Williams took a team in one unmarked police vehicle and a rented van, she told the Tribune last week. The team left after midnight, with no signs of trouble, she said.

But Brown sent them back for the next three days and then two more later in the week, until the entire narcotics unit was notified it was returning to normal duty June 9, Williams said.

The post remained quiet, as neighbors came out to thank officers with food and tell them they appreciated having them on the block, the sergeant recalled. She found the neighbors genuine and kind.

Williams started to question the assignment as things remained quiet, however, and as she drove home each night through neighborhoods, many Black and Hispanic, where businesses had been broken into and ransacked. Her own Walgreens, she said, was hit, and she couldn’t refill her prescriptions.

The officers with her also started asking why they were on Brown’s block, she said.

“It was so quiet you could drop a pin on the ground and hear it,” she said, adding that a peaceful neighborhood protest was held a few blocks away one of the evenings, but they did not respond to it.

“I kind of felt like, why are we sitting here?” Williams asked. “Why aren’t we with everybody else? To provide protection that people need rather than sitting in a nice, quiet area where there is nothing going on?”

Williams said she at one point told Brown the team was restless and asked if he could send a replacement team to give them a break. He said no, she said.

She also sent him texts about how kind and supportive the neighbors were and saying she was happy to help. The texts, which she showed to the Tribune, do not suggest any outward concern on her part with the assignment at that point.

At one point in the texts, she called it the “best detail ever.” She also told Brown, “if you need anything, anytime, I’m here Boss!”

When asked about this, Williams said the department’s culture is one that demands lower ranks ingratiate themselves with bosses. And it does not support criticizing them, for fear of being tagged as a rat, she said.

“If I had said, ‘No, I don’t want to do that,’ what happens to me then?” she said. “I’m going to be ostracized. ... I’ve heard it. I’ve seen it. I was afraid.”

Williams and her attorney said Williams also has grown increasing uncomfortable over time with the assignment from Brown, who is white, as the civil unrest in Chicago and across the country continued alongside a national reckoning on race and the profession of policing.

Williams said she also got more uncomfortable after Brown asked her in October if she had been discussing the assignment on his block with anyone.

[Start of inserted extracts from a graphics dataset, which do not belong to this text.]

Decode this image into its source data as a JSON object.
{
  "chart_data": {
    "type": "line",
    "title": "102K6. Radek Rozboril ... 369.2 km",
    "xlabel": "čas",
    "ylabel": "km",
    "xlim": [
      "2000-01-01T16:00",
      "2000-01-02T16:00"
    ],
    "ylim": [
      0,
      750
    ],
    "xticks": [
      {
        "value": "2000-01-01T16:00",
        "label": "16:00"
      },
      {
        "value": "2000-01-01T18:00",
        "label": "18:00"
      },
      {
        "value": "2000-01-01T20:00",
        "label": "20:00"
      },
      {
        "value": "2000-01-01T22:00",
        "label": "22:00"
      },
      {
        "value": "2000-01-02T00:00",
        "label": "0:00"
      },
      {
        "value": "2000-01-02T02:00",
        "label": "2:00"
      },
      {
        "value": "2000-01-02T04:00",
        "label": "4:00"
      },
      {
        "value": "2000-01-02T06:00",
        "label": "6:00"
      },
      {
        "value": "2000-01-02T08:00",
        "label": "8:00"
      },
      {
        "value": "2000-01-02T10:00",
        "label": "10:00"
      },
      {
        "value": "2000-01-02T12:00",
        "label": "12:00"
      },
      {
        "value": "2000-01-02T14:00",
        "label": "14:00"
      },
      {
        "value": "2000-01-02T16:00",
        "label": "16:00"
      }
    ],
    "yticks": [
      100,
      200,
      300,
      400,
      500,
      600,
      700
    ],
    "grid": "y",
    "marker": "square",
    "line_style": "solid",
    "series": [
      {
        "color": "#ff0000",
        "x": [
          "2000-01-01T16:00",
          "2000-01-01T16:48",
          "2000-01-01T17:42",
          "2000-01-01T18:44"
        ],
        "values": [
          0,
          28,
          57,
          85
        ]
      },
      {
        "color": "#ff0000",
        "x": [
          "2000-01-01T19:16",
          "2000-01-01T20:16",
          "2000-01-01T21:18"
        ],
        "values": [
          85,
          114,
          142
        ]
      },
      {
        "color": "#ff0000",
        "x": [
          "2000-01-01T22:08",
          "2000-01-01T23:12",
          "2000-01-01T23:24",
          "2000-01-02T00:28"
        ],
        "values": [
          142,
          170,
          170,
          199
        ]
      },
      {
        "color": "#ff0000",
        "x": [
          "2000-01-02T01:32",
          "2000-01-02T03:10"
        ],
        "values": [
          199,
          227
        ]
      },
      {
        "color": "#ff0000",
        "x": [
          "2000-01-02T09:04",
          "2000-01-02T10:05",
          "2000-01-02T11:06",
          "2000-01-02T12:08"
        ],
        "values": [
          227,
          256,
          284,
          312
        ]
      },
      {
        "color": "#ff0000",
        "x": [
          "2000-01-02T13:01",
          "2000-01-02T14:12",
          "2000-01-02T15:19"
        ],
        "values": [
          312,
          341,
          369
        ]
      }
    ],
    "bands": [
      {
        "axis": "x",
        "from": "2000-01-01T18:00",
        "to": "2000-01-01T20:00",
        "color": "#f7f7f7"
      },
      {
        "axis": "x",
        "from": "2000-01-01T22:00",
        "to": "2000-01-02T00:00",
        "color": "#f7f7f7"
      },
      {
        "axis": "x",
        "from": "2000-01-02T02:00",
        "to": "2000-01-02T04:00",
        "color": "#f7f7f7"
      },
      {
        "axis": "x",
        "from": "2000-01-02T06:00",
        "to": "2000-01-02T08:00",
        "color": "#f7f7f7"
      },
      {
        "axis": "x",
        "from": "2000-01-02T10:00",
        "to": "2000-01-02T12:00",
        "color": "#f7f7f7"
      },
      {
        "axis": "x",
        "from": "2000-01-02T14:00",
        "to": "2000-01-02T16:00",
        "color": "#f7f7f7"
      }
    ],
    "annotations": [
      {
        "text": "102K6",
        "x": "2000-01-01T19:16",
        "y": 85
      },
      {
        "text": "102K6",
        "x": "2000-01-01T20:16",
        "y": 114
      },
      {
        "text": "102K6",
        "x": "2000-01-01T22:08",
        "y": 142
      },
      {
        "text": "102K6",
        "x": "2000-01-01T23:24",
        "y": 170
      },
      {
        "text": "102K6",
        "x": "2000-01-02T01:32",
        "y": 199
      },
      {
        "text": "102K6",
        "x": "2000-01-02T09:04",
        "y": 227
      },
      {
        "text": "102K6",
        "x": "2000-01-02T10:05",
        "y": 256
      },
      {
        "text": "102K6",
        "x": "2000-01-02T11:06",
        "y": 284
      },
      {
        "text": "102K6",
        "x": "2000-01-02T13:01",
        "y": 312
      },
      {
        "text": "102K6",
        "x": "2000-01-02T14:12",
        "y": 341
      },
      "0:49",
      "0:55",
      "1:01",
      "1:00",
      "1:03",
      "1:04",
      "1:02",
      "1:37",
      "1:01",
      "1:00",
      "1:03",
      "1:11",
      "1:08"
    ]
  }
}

She told him that she had talked to others, because it was common knowledge in the unit and others were talking about it.

She said he told her not to talk about it.

Shortly after that conversation, Williams left for a planned vacation and then remained out on medical leave because she contracted COVID-19 and broke her toe.

When she returned to work in January, Williams learned that her assignments had been changed. She was no longer assigned to narcotics investigations but would instead work the unit’s main desk, answering phones and keeping track of prisoners. Her hours also changed, despite her seniority in the unit, she told the Tribune.

The new assignment removed her from the neighborhoods, where as a Black woman, she thought she could relate to families and residents and offer a “caring” approach to police work, even as she was helping target drug corners and dealers.

The reassignment, she added, also felt degrading, considering her rank in the unit, and she came to worry she was being retaliated against. She contacted the IG’s office in March, and when it called to schedule an interview, she sought the advice of an attorney.

After discussing the case with her attorneys, Williams decided to also speak out publicly, saying the preferential treatment given to the block undercuts reforms and the message from Chicago police leaders about restoring trust and treating all neighborhoods the same. That message isn’t likely to stick if that is not what rank-and-file officers see happening.

“People wonder all the time, why is the police and the community so at odds,” she said. “The top is messed up. And that is what makes the bottom messed up.”